A study of the beer chill-proofing behaviour of a water-insoluble papain conjugate of hydrous titanium(IV) oxide-use of hydrous titanium(IV) oxide as a novel chill-proofing agent

Abstract

An active papain (EC 3.4.22.2) conjugate of hydrous titanium(IV) oxide has been found to exhibit substantial ability to chill-proof beer. However, this ability has been shown to be nearly identical to the chill-proofing abilities found to be exhibited by an inactive S-carboxymethyl derivative of the papain conjugate, which was prepared by treating the papain conjugate with bromoacetic acid, and by free hydrous titanium(IV) oxide. Further, the chill-proofing achieved by each material was observed to correlate with reductions in the absorbance of beer in both the ultraviolet and visible regions of the spectrum. On this basis, it is concluded that chill-proofing by these materials occurs solely by the adsorption of beer constituents and that this adsorption is probably non-specific. The rider to this conclusion is that the coupling of papain to hydrous titanium(IV) oxide, in order to give an active immobilized enzyme that acts as a reusable chill-proofing agent, is without efficacy. The broader significance of these observations in the development of enzymic chill-proofing agents is discussed. The potential of free hydrous titanium(IV) oxide as an adsorbent chill-proofing agent has been examined. It has been shown that the treatment of beer for 12 h at 4°C with fresh hydrous titanium(IV) oxide (200 g/hl) produces nearly complete chill-proofing. Chill-proofing is enhanced both by prolongation of treatment and by increased number of treatments.

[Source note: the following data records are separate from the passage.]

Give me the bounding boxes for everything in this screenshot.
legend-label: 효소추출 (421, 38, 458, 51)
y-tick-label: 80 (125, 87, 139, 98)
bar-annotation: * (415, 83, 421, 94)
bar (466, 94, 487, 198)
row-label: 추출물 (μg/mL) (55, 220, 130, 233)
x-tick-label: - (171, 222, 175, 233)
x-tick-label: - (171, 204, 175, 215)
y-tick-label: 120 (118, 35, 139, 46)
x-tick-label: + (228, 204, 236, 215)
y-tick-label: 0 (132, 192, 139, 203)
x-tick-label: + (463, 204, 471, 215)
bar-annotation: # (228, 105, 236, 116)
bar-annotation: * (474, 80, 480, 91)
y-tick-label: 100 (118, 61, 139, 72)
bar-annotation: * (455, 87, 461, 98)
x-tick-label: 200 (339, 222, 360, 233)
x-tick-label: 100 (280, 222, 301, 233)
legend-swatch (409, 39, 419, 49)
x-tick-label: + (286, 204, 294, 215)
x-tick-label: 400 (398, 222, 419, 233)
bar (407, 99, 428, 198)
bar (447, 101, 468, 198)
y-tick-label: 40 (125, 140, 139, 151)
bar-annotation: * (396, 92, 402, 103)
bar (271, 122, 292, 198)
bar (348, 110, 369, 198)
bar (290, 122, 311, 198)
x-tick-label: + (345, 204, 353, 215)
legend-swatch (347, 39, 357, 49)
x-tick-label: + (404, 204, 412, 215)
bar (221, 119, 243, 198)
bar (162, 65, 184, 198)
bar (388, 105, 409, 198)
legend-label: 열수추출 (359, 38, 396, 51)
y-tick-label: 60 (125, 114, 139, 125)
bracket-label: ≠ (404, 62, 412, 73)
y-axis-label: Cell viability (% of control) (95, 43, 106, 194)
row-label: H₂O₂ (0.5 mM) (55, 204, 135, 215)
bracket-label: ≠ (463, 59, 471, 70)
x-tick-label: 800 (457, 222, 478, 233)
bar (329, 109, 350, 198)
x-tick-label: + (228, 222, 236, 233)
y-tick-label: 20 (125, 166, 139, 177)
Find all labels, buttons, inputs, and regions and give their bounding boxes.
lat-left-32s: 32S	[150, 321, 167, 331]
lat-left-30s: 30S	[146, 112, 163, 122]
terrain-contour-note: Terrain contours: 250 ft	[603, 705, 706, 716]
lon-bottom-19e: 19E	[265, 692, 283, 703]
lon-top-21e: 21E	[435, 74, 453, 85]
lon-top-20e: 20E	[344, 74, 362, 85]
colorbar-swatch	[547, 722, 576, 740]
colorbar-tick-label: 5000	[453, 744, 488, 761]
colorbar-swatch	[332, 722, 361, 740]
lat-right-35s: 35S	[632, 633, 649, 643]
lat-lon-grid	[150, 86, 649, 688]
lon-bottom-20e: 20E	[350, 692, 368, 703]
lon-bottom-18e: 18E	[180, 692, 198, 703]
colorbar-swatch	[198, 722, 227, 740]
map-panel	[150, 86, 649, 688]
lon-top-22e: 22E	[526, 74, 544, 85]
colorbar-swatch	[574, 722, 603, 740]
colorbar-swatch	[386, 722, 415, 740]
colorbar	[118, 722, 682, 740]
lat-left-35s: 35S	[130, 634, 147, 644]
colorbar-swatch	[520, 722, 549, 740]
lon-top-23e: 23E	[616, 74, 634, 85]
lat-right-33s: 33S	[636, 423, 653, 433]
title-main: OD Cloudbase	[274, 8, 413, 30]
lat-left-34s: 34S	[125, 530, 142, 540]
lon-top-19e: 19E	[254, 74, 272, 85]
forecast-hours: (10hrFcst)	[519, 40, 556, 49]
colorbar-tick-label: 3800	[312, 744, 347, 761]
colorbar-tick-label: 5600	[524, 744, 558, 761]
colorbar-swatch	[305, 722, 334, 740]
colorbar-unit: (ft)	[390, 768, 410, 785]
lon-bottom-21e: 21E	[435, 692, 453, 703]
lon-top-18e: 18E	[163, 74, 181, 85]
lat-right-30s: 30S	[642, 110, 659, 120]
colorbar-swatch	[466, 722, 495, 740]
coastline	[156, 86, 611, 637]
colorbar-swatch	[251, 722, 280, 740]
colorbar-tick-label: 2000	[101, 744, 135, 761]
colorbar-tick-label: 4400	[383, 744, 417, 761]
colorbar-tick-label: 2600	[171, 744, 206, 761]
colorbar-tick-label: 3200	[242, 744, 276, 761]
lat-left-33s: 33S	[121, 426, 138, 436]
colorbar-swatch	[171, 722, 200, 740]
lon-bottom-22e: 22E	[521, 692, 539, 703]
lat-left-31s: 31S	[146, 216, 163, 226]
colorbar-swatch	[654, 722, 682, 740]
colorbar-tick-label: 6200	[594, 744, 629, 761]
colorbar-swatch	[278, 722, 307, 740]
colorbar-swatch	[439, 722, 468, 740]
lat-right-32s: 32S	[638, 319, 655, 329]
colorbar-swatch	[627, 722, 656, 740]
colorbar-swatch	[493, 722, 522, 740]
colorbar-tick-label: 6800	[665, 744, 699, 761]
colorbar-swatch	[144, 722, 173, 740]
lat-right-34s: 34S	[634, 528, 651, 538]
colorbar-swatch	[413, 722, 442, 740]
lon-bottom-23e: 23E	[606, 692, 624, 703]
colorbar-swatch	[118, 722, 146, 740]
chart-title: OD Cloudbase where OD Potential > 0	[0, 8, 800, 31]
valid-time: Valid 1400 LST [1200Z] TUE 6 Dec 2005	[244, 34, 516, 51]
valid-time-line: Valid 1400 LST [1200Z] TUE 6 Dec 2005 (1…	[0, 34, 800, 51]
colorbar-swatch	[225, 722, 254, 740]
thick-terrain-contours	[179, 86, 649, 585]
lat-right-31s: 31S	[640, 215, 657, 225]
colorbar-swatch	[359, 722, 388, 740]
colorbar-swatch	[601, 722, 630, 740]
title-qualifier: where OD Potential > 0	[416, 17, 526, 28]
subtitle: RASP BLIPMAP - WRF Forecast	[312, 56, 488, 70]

Further, beer that had been chill-proofed by hydrous titanium(IV) oxide was found to contain titanium(IV) at a concentration below the detection limit (2 p.p.m.) of the adopted colorimetric method of analysis. These results auger well for the safe commercial use of hydrous titanium(IV) oxide as a novel and effective chill-proofing agent, particularly as hydrous titanium(IV) oxide may be prepared conveniently on site from a readily available and inexpensive material, titanium(IV) chloride.